Agencies, maritime industry and union leadership Debate Trainee and worker safety

U.S. Transportation Secretary Buttigieg, Assistant Secretary Trottenberg and Acting Administrator of MARAD Lessley met with leaders from the U.S. Coast Guard, shipping industry and labor on October 20 to discuss concrete measures to protect the safety of Merchant Seamen and Midshipmen, ensure an inclusive environment in the Seaman’s workforce, and create a cultural shift to support the future of the U.S. Merchant Navy. The meeting was held in conjunction with the National Defense Transportation Association (NDTA) and USTRANSCOM conference.

Earlier today, the secretary addressed a plenary session of the NDTA conference saying:

“I want to address something as important as our physical infrastructure: it’s our people. Our current challenges and opportunities are not just about ships, trucks and trains – they are about engineers, drivers and sailors. We need to make sure that we support good working conditions, competitive compensation and excellent training and career development for people at all levels and in all parts of our transport systems.

“It’s also one more reason why gender equity is important. We cannot remain the world’s leading power if we only tap into the intelligence, experience and courage of half of our people. And we cannot expect other countries to heed our calls for human rights if we do not lead by example here … today I want to clarify a particular point that requires our attention. immediate attention.

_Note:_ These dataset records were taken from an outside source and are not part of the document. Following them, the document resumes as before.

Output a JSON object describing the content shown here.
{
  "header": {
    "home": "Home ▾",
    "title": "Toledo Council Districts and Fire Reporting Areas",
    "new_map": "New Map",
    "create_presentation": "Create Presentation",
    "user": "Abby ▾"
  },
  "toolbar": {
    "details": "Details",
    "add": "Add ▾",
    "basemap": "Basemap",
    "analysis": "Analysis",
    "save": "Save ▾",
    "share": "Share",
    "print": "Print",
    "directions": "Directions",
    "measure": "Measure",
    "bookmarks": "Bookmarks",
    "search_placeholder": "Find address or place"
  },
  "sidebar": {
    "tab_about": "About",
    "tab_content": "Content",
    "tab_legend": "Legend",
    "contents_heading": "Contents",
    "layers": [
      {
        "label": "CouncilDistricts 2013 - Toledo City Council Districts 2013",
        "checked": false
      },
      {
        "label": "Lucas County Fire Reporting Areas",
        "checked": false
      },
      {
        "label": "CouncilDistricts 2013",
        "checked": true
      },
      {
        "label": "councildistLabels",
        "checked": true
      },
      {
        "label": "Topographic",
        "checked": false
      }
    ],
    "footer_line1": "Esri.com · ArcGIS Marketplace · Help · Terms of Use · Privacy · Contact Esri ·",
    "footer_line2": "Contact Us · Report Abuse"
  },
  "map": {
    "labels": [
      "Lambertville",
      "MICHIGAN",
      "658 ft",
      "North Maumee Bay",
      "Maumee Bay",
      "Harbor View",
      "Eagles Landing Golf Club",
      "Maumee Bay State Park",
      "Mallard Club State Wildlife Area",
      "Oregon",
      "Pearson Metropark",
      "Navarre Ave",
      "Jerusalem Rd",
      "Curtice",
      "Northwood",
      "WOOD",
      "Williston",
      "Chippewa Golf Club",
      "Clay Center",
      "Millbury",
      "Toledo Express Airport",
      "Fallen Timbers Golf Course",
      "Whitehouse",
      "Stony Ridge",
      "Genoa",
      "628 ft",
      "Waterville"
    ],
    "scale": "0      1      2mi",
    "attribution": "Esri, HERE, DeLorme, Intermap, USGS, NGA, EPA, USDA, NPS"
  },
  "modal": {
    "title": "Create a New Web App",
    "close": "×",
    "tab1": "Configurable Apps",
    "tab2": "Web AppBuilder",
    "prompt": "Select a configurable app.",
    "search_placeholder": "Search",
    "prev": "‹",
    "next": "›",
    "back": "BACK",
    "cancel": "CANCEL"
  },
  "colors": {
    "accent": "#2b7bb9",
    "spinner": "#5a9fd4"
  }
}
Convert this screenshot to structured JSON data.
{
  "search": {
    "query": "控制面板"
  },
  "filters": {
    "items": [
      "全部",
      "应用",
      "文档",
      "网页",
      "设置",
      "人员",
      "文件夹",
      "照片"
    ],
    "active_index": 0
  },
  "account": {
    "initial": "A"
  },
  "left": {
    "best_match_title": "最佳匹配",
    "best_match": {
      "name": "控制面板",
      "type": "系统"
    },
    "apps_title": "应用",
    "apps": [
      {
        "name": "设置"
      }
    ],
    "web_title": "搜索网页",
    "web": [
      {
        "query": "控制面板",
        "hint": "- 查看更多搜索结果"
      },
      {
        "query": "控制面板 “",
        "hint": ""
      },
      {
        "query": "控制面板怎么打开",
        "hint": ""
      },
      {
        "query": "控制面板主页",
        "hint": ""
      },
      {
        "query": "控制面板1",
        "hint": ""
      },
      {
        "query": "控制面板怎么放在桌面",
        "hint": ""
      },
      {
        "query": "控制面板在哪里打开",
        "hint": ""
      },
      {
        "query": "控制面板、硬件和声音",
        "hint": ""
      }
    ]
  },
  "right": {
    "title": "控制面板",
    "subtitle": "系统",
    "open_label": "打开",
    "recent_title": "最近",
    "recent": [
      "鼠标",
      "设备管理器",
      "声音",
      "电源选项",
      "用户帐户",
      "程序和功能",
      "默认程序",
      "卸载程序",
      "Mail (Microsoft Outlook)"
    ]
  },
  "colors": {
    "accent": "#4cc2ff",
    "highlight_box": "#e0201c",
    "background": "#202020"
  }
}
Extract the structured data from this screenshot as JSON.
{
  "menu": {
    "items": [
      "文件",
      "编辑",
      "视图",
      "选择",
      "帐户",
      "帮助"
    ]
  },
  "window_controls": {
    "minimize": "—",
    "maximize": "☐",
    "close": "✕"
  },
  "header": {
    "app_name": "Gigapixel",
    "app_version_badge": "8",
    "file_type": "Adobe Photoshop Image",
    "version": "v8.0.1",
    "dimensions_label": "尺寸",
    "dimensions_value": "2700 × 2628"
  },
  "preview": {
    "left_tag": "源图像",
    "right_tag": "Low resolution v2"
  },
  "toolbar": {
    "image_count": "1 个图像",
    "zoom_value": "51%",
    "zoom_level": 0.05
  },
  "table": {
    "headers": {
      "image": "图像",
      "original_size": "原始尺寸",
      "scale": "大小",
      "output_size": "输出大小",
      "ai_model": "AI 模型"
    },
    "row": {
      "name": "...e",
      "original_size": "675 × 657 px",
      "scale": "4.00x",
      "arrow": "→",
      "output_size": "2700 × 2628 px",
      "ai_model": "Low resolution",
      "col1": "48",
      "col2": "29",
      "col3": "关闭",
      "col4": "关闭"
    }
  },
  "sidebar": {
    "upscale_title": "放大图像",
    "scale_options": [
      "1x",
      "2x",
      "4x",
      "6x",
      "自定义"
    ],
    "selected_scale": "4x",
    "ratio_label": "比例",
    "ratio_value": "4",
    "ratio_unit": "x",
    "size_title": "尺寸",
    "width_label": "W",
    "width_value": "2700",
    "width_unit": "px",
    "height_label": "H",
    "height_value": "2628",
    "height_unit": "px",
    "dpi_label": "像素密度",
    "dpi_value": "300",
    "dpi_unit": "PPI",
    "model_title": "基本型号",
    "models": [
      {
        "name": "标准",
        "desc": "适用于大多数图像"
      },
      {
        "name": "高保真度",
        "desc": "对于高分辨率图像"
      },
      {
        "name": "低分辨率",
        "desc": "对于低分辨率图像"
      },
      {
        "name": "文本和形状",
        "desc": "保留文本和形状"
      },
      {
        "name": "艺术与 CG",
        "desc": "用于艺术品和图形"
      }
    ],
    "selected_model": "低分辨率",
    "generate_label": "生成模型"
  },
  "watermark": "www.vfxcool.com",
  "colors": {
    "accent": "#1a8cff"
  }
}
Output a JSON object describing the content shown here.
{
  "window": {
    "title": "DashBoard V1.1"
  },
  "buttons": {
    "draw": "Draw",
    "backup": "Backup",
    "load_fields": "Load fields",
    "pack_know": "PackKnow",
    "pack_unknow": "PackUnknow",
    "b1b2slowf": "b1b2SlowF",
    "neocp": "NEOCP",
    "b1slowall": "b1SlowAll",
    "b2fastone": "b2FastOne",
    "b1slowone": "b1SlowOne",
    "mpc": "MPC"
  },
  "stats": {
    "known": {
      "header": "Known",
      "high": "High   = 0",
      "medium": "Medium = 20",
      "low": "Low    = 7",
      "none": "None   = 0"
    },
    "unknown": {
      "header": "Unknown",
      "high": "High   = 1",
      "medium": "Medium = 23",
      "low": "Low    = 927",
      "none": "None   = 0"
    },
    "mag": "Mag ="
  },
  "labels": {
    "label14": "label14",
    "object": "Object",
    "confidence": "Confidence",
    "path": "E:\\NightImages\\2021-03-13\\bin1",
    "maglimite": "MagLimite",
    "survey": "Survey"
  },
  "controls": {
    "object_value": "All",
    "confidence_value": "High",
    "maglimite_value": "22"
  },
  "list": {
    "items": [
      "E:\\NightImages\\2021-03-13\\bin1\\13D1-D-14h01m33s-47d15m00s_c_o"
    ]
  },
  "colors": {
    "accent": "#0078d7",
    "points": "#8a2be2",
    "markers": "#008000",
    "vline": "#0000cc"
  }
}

“For too long, sexual assault in the shipping industry has been an open secret, affecting the industry as a whole, and the US Merchant Navy in particular. So I want to go directly to the reports we’ve seen recently on sexual assault affecting the US Merchant Navy. It is essential, but not sufficient, for a business, agency or government to declare that there is no tolerance for harassment and assault. It is essential, but not sufficient, to say that the allegations are taken seriously or to point out the training and reporting systems that are in place. This commitment must be accompanied by concrete and deliberate actions. This means removing all the barriers that prevent survivors from reporting these incidents. It means holding the culprits to account. And most important of all, it means preventing the assault and harassment from happening in the first place. It’s not just a question of politics, it’s a question of culture.

“I’m raising the issue with this audience because I know a lot of the leadership that can help drive this culture change is right here at this convocation.

“All of us – government, military and the private sector – have an obligation to work together to usher in this change. If we are to maintain the world’s largest transportation system, the men and women of the U.S. Merchant Navy – and the shipping industry at large – must be safe and respected, from their first day in an academy or in any training or apprenticeship program. and throughout their careers, afloat and ashore.

“We rely more than ever on our sailors and the people of our transportation and logistics industries. Which means we have to support these Americans – as workers and as people. It is a moral imperative, a national security imperative and an economic imperative. Especially at a time when it is so deeply important to our future that we are effectively recruiting and supporting the people who represent the next generation of the Merchant Navy and the rest of our transportation leadership.

“The ability to move goods, people and equipment across the country is fundamentally important to our economy. The right investments, in our infrastructure and in our people, will lay the foundations for a generation of renewed economic prosperity, so that every user, every party, every one of our transport systems (commercial, military and civilian) can travel Quickly and safely.

“I look forward to working with all of you to unlock the full potential of these historic investments and create a transportation system that supports our economy and national security for generations to come. ”

In the small meeting that followed, participants underscored their commitment to creating a safe environment, including working to end sexual violence and harassment. Participants agreed that this safety perspective should apply from the time cadets enter the academy until the time they retire.

Participants agreed that zero tolerance declarations are a starting point, but that more work needs to be done to bring this commitment to life, change the culture and make it safer for cadets and women across the country. industry.

The group discussed potential solutions, including making it easier for cadets to report sexual assault in a secure and confidential manner; compulsory check-ins for students early and often; and ways to improve background checks for personnel on board ships. The group agreed to continue these conversations and work together in the future to address these pressing challenges.